Attributed to a Reddit user who used the term in late 2017, “deepfake” is a mashup of “deep learning” and “fake”.  Photo: Shutterstock

Attributed to a Reddit user who used the term in late 2017, “deepfake” is a mashup of “deep learning” and “fake”.  Photo: Shutterstock

With the rise of deepfakes, highly believable images and videos that are nevertheless fake, comes the need for new tools to detect them. A research team at the SnT has taken a novel approach.

As recently as the late 1990s and early 2000s--speaking anecdotally--catching a blockbuster at the cinema routinely involved evaluating its “special effects” afterwards. It seemed that each year brought the realism of exploding spaceships and angry dinosaurs to dazzling new heights.

At a certain point, however, evaluations of this type died out among the casual viewer, ostensibly because “lifelike” is a superlative concept. Once verisimilitude is complete, it cannot be augmented. The spaceships are exploding. The dinosaurs are angry.

But while cinematic artists may remain at the forefront of special effects, the field is no longer exclusive. Software powered by deep learning (a type of artificial intelligence) has brought us deepfakes, i.e. images or videos that look real but are not. Deepfakes are cheap and easy to make, and in the wrong hands pose several dangers: scammers can ask for money while posing as someone trustworthy, people can be non-consensually edited into pornographic videos, voters can be misled with false images or films, etc.

Cat and mouse, but mostly mouse

In 2019, that for every 100 people working on synthesising deepfake videos, only one was working on how to detect them.

A team of researchers at the SnT--the Interdisciplinary Centre for Security, Reliability and Trust at the University of Luxembourg--have joined the fight, however. Headed by senior research scientist Djamila Aouada, the team’s three-year project officially started on 1 March with the aim of developing a new method for detecting deepfakes. The project has been dubbed “DeepFake Detection using Spatio-Temporal Spectral Representations for Effective Learning”, aka FakeDeTer.

Currently, Aouada explains, deepfake detection methods are tailored to specific deepfake generators. The fake videos are made using generative adversarial networks (GANs), or deep learning models where two neural networks compete and respectively try to become more accurate than the other; every GAN uses a variation on the model, a signature pattern that is specifically targeted by detection tools.

But this approach is a losing game, since the videomakers outnumber the detectors so badly. “Obviously, they’re winning the race,” Aouada comments. “Which is why we’re changing strategy.”

The SnT team’s strategy is thus to create a tool that isn’t tied to any specific GAN. In other words, a generic approach where it doesn’t matter how the deepfake was generated, where the goal is merely to determine what is unlikely to be real. “And how you do that is by defining the normal,” says Aouada, adding that there is a movement within the detection community towards this type of approach.

The project is focused particularly on face-swaps, a common type of deepfake. “We have a strong a priori knowledge about what a face is like, how it moves, etc.,” the researcher explains. “So we use that to define a normal representation.

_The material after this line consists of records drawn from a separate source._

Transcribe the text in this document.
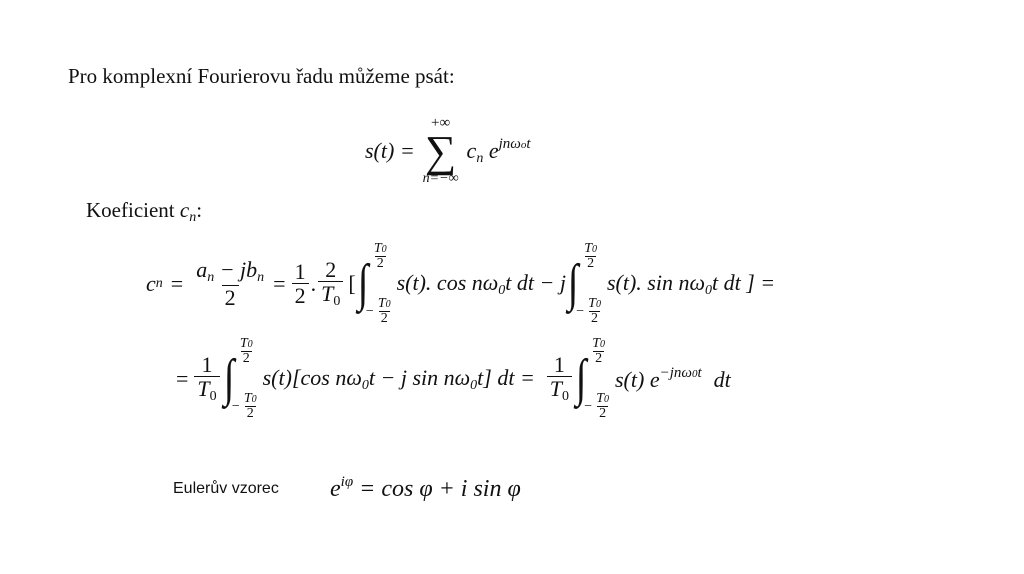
Pro komplexní Fourierovu řadu můžeme psát:
s(t) =
+∞
∑
n=−∞
$c_n$ $e^{jn\omega ot}$
Koeficient $c_n$:
c $n = \frac{a_n - jb_n}{2} = \frac{1}{2}$ . $\frac{2}{T_0}$ [ ∫ $\frac{T0}{2}$
− $\frac{T0}{2}$
s(t). $\cos n\omega_0t$ dt − j ∫ $\frac{T0}{2}$
− $\frac{T0}{2}$
s(t). $\sin n\omega_0t$ dt ] =
= $\frac{1}{T_0}$ ∫ $\frac{T0}{2}$
− $\frac{T0}{2}$
s(t)[cos $n\omega_0t - j$ $\sin n\omega_0t$] dt = $\frac{1}{T_0}$ ∫ $\frac{T0}{2}$
− $\frac{T0}{2}$
s(t) $e^{-jn\omega 0t}$ dt
Eulerův vzorec $e^{i\varphi} = \cos \varphi + i$ sin φ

And anything that deviates in one way or another--this is what we want to detect.”

To that end, the project involves 3D-face modelling, an area already familiar to the research team. They’re looking at patterns specific to the face, including subtle variations that can’t be seen with the naked eye, and are working in both static and dynamic domains (i.e., when the face is still or in motion). Within the project is another line of research devoted to how voice and image sync up.

Thus, if they can define down to the micro-details how human faces move and speak in reality--i.e., what’s “normal”--then any deviation therefrom, meaning any imperfect deepfake, should be detectable.

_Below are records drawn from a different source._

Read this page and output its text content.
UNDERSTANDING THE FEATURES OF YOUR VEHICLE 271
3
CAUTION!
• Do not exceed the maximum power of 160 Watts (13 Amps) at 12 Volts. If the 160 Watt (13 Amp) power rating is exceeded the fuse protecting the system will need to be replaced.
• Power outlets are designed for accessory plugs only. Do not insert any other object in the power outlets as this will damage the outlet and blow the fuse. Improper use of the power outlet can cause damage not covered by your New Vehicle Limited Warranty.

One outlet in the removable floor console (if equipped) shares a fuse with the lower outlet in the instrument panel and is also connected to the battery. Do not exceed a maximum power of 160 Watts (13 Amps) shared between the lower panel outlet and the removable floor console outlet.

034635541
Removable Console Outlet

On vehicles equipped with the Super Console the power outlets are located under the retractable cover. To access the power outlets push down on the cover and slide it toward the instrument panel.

Djamila Aouada is an assistant professor, senior research scientist and head of the Computer Vision, Imaging and Machine Intelligence Research Group (CVI2) at the SnT. Photo: 101 Studios

Djamila Aouada is an assistant professor, senior research scientist and head of the Computer Vision, Imaging and Machine Intelligence Research Group (CVI2) at the SnT. Photo: 101 Studios

“An achievable goal”

Deepfakes come in different types, Aouada points out, not all of which are priorities for detection. For instance, the movie industry frequently spends millions on lifelike cinematic sequences; or there is the fake Tom Cruise video that recently went viral, and which benefitted from a plethora of preexisting footage of the target to work with.

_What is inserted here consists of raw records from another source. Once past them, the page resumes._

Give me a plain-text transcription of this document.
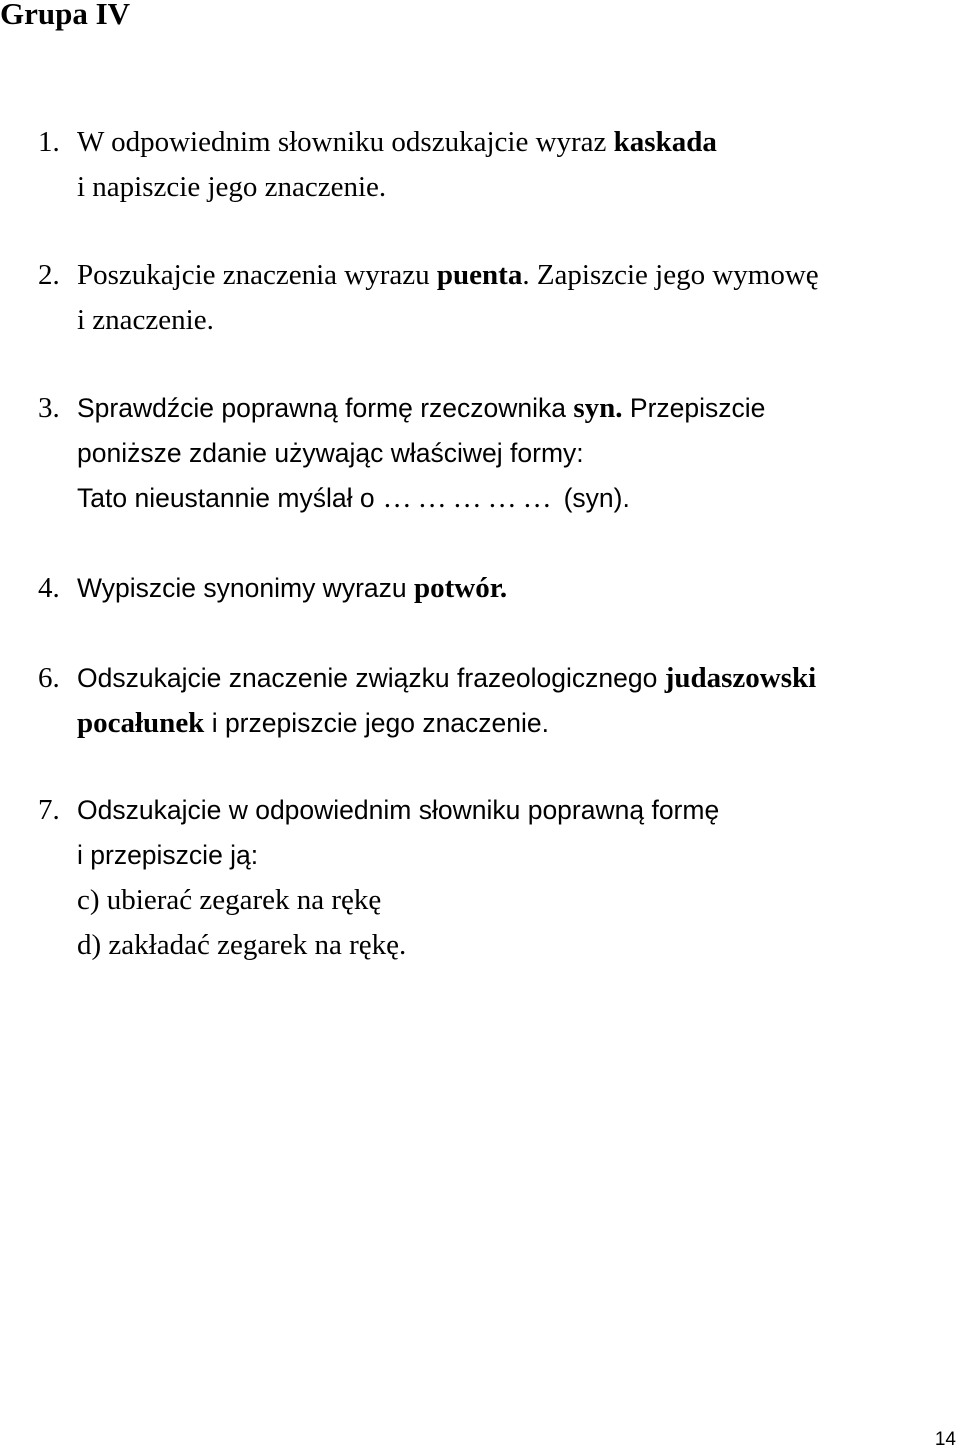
Grupa IV
1. W odpowiednim słowniku odszukajcie wyraz kaskada
i napiszcie jego znaczenie.
2. Poszukajcie znaczenia wyrazu puenta. Zapiszcie jego wymowę
i znaczenie.
3. Sprawdźcie poprawną formę rzeczownika syn. Przepiszcie
poniższe zdanie używając właściwej formy:
Tato nieustannie myślał o …………… (syn).
4. Wypiszcie synonimy wyrazu potwór.
6. Odszukajcie znaczenie związku frazeologicznego judaszowski
pocałunek i przepiszcie jego znaczenie.
7. Odszukajcie w odpowiednim słowniku poprawną formę
i przepiszcie ją:
c) ubierać zegarek na rękę
d) zakładać zegarek na rękę.
14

These, the researcher says, require lots of effort and resources, making them harder to detect but also a lower priority. “Our goal is more the cheap deepfake,” she says. “Those are more dangerous.”

Indeed, if any social media user can generate plausible-looking fake news with a simple plug-and-play tool, the possibilities for havoc are endless.

“I think this is an achievable goal,” she says.

Partnership with the Post

The project, funded by the FNR Bridges scheme, is being run in partnership with Post Luxembourg, which provides use cases and feedback on customer interest.

The SnT team includes five researchers: Nesryne Mejri, Kankana Roy, Enjie Ghorbel, Laura Lopez Fuentes and Djamila Aouada.